Do not wait until the final burn to discover missing ffmpeg subtitle support, and do not leave the fallback renderer as an ad hoc file in the project workspace.

Use versioned filenames such as:

```text
03-translation/<video-id>.zh.v1.srt
04-subtitle-ass/<video-id>.zh.v1.ass
04-subtitle-ass/<video-id>.zh-en.v1.ass
05-output/<video-id>.zh-burned.v1.mp4
05-output/<video-id>.zh-en-burned.v1.mp4
05-output/<video-id>.zh-burned.v2-reviewed.mp4
```

Never overwrite prior MP4, SRT, or ASS outputs. If an output path already exists, choose the next versioned filename instead of forcing overwrite.

## 7. Review and Delivery

Run:

```bash
python3 scripts/check_subtitle_quality.py path/to/final.srt
python3 scripts/check_subtitle_quality.py path/to/final.ass
python3 scripts/check_subtitle_style.py path/to/final.ass --style-profile zh-only-default --require-version-comment
python3 scripts/inspect_video.py path/to/final.mp4
python3 scripts/extract_review_frames.py path/to/final.mp4 --out-dir 06-review/screenshots-final
```

Use `review-template.md` for `06-review/review.md`. Delivery is blocked until quality gates pass or every exception is explicitly recorded.

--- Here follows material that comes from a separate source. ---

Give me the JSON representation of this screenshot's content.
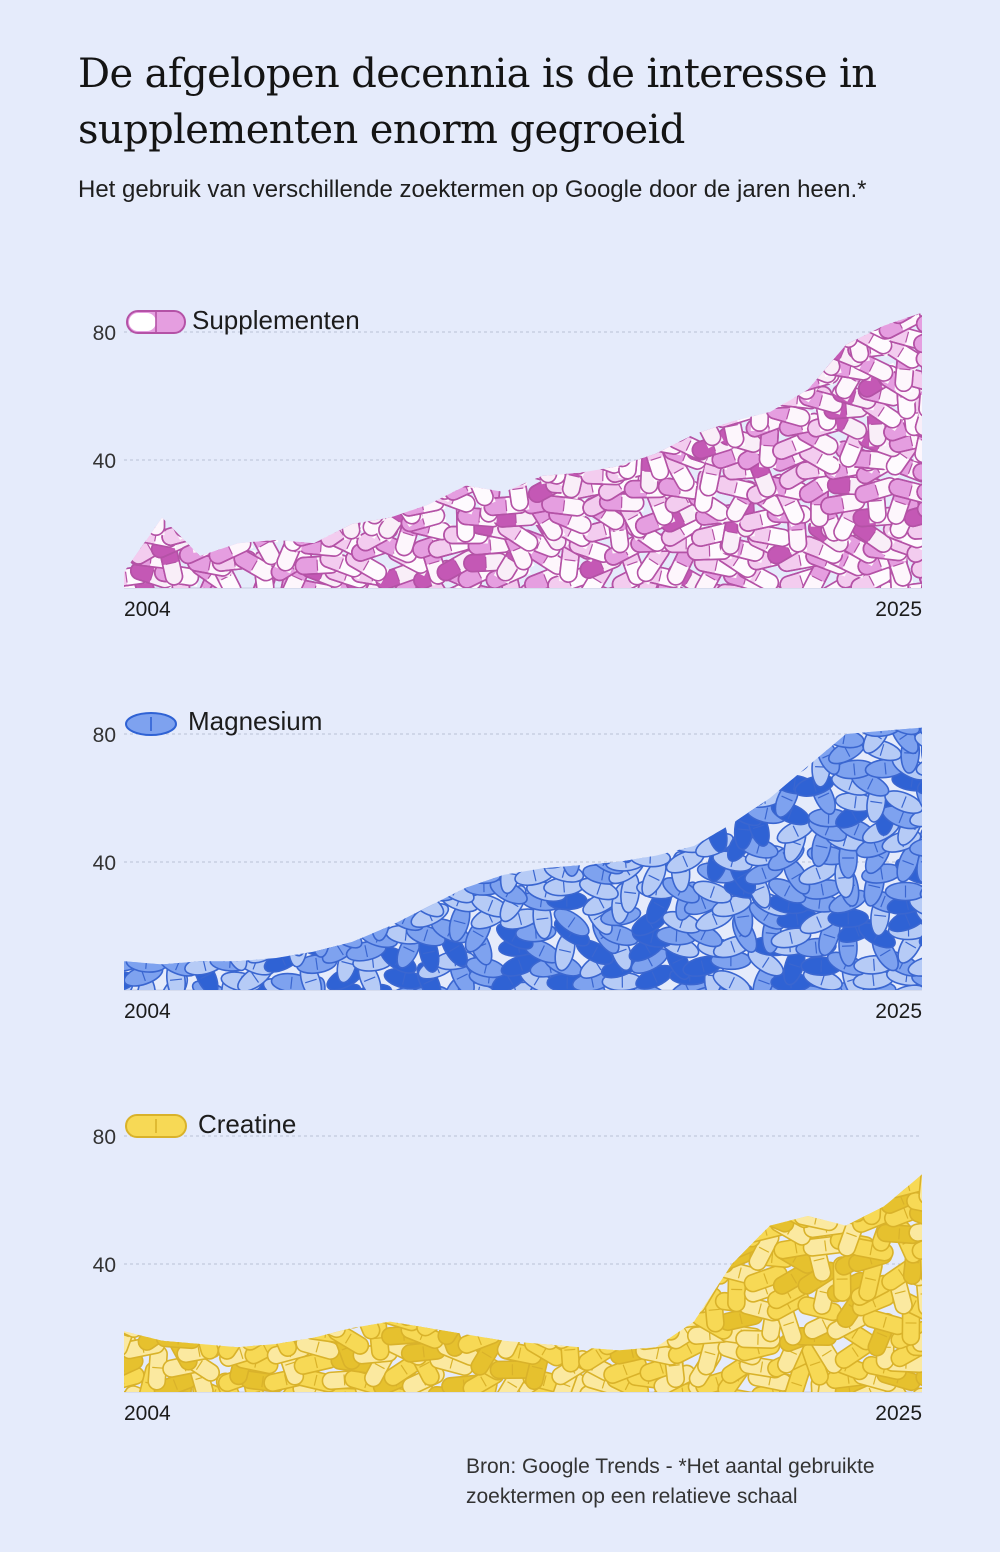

Delivery should list the burned MP4, the final Chinese SRT, the final English SRT when bilingual mode is used, the final ASS file, subtitle style profile, bilingual alignment report when bilingual mode is used, design confirmation frames, the original thumbnail, the original description, and the Chinese description if translation was needed. If the user requested cover editing, also list the cover mode, edited cover, and 320px cover preview. If a subtitle, description, cover, or design frame file is intentionally omitted, record why in the review.

## 8. Feedback Iteration

When the user reports a subtitle issue:

1. Locate the exact timestamp and subtitle block.
2. Classify it as translation, segmentation, timing, hold duration, size, occlusion, terminology, or readability.
3. Fix the current output and re-run checks.
4. Record it with `scripts/record_feedback.py`.
5. If reusable, add the preventive rule to quality gates and this workflow.
6. Re-package the skill so future runs inherit the update.